Grande Futebol
Ari, o herói brasileiro que quebrou barreiras e preconceitos pela Rússia
2018-12-01 11:00:00
Depois de salvar uma mulher grávida das chamas, Ari tornou-se o primeiro jogador negro a ser internacional pela Rússia.

Por esta altura, em Inglaterra, multiplicam-se os debates em honra das “celebrações” dos 40 anos da primeira internacionalização de um jogador negro pela seleção inglesa. Viv Anderson, antigo lateral do Nottingham Forest foi o pioneiro em Inglaterra, mas fruto de uma multiculturalidade escassa, na Rússia, só muito recentemente um jogador negro foi internacional pelo país. Sem surpresa, um homem que não nasceu no país e acabou russo por afinidade e temporalidade. O homem é Ariclenes da Silva Ferreira, Ari para os amigos, brasileiro, tal como Mário Fernandes ou Guilherme, também eles brasileiros de nascimento e entretanto internacionais russos. Esta história, porém, é muito mais do que pioneirismo. É também uma história de heroísmo.

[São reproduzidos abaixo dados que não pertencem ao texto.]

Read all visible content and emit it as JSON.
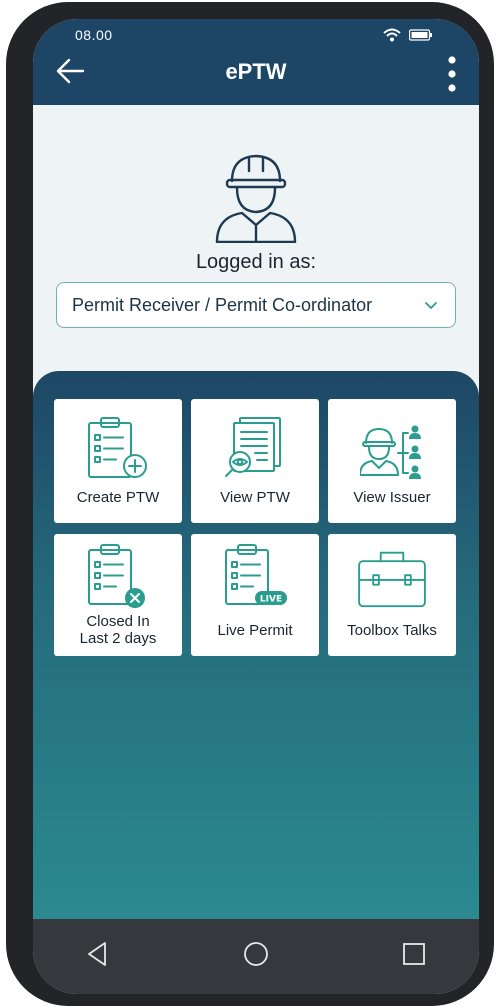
{
  "status_bar": {
    "time": "08.00",
    "wifi_icon": "wifi-icon",
    "battery_icon": "battery-icon"
  },
  "header": {
    "title": "ePTW",
    "back_icon": "arrow-left-icon",
    "menu_icon": "more-vertical-icon"
  },
  "login": {
    "label": "Logged in as:",
    "role_value": "Permit Receiver / Permit Co-ordinator",
    "avatar_icon": "worker-helmet-icon"
  },
  "tiles": [
    {
      "label": "Create PTW",
      "icon": "clipboard-add-icon"
    },
    {
      "label": "View PTW",
      "icon": "document-view-icon"
    },
    {
      "label": "View Issuer",
      "icon": "worker-hierarchy-icon"
    },
    {
      "label": "Closed In\nLast 2 days",
      "icon": "clipboard-closed-icon"
    },
    {
      "label": "Live Permit",
      "icon": "clipboard-live-icon",
      "badge": "LIVE"
    },
    {
      "label": "Toolbox Talks",
      "icon": "toolbox-icon"
    }
  ],
  "nav": {
    "back": "nav-back-icon",
    "home": "nav-home-icon",
    "recents": "nav-recents-icon"
  },
  "colors": {
    "header": "#1d4666",
    "accent": "#2b8a90",
    "icon_stroke": "#2a9d8f",
    "screen_bg": "#eef4f5"
  }
}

Natural de Fortaleza, foi já aos 32 anos e ao fim de dez temporadas ao serviço de clubes russos que Ari cumpriu o sonho de jogar futebol ao nível de seleções. Não somos românticos ao ponto de pensar que jogar pela Rússia foi sempre o sonho de Ari. Afinal, nascido no Brasil, dificilmente Ari não teve o sonho de vestir a camisola canarinha em tempos. Surgido na equipa principal do Fortaleza em 2005, o futebol tirou Ari do seu país de nascimento pouco depois. Duas temporadas em bom plano no Kalmar FF da liga sueca abriram as portas das principais ligas europeias a Ari em 2007 quando deixou a Escandinávia rumo à Holanda e a Alkmaar. Pelo AZ chegou mesmo a defrontar o FC Paços de Ferreira na primeira ronda da Liga Europa de 2007/08.

Foi na Rússia, porém, que Ari tem passado a quase totalidade da carreira. Primeiro no Spartak Moscovo e, depois, no FK Krasnodar, clube ao qual regressou esta temporada depois de dois empréstimos ao Lokomotiv por parte da equipa de Krasnodar. Aos 32 anos, Ari atravessa mesmo um dos momentos de maior fulgor na carreira. Com oito golos em treze jogos, o início de temporada prolífico do brasileiro permitiu-lhe fazer história e em novembro tornou-se no primeiro jogador negro a ser internacional pela Rússia, tendo sido titular na estreia frente à Alemanha, jogo no qual alinhou durante 55 minutos, e dias depois, entrando aos 77 minutos na vitória por 2-0 da Rússia sobre a Suécia.

Esta, porém, não é apenas uma história de pioneirismo futebolístico protagonizada por um homem habituado a ter de esperar para cumprir sonhos e objetivos. Afinal, não foi senão aos 15 anos que Ari começou a jogar futebol de forma séria quando acabou descoberto na praia por olheiros do Fortaleza enquanto se divertia com os amigos. Ari que é também um herói no país. Há dois anos, com a ajuda de Jefferson Farfán, qual herói de bancada desenhada, Ari retirou uma mulher grávida de um carro em chamas. “Estava com o Farfán e deparámo-nos com este incidente louco, chamas por todo o lado. Sai do carro a correr para tentar salvar os feridos. Foi uma experiência incrível”, recorda o avançado cujo hobby é colecionar bonés com o seu próprio nome inscrito na frente. “Tenho tantos que já nem sei que lhes fazer ou onde os colocar”, confessa.

Sem surpresa, nem tudo foi pacifico na ascensão de Ari pela Rússia e na chegada do veterano avançado à seleção soviética. Roman Pavlyuchenko, antigo avançado internacional russo, por exemplo, chegou mesmo a afirmar que caso Ari fosse chamado à seleção que não veria mais os jogos da equipa nacional do seu país. Ari esteve mesmo perto de representar a Rússia no Mundial, segundo informações veiculadas na imprensa, apenas não tendo podido estar às ordens de Cherchesov por questões burocráticas relacionadas com o passaporte do jogador.

Pioneiro e herói, Ari afirma que a Rússia lhe ganhou o coração, mesmo que ali não existam muitas praias e muito menos como as da terra natal. Recebeu ofertas da China e das Arábias, mas é pela Rússia que se vai mantendo. Como pioneiro. Como herói. Afinal, esta é já a segunda casa de Ariclenes.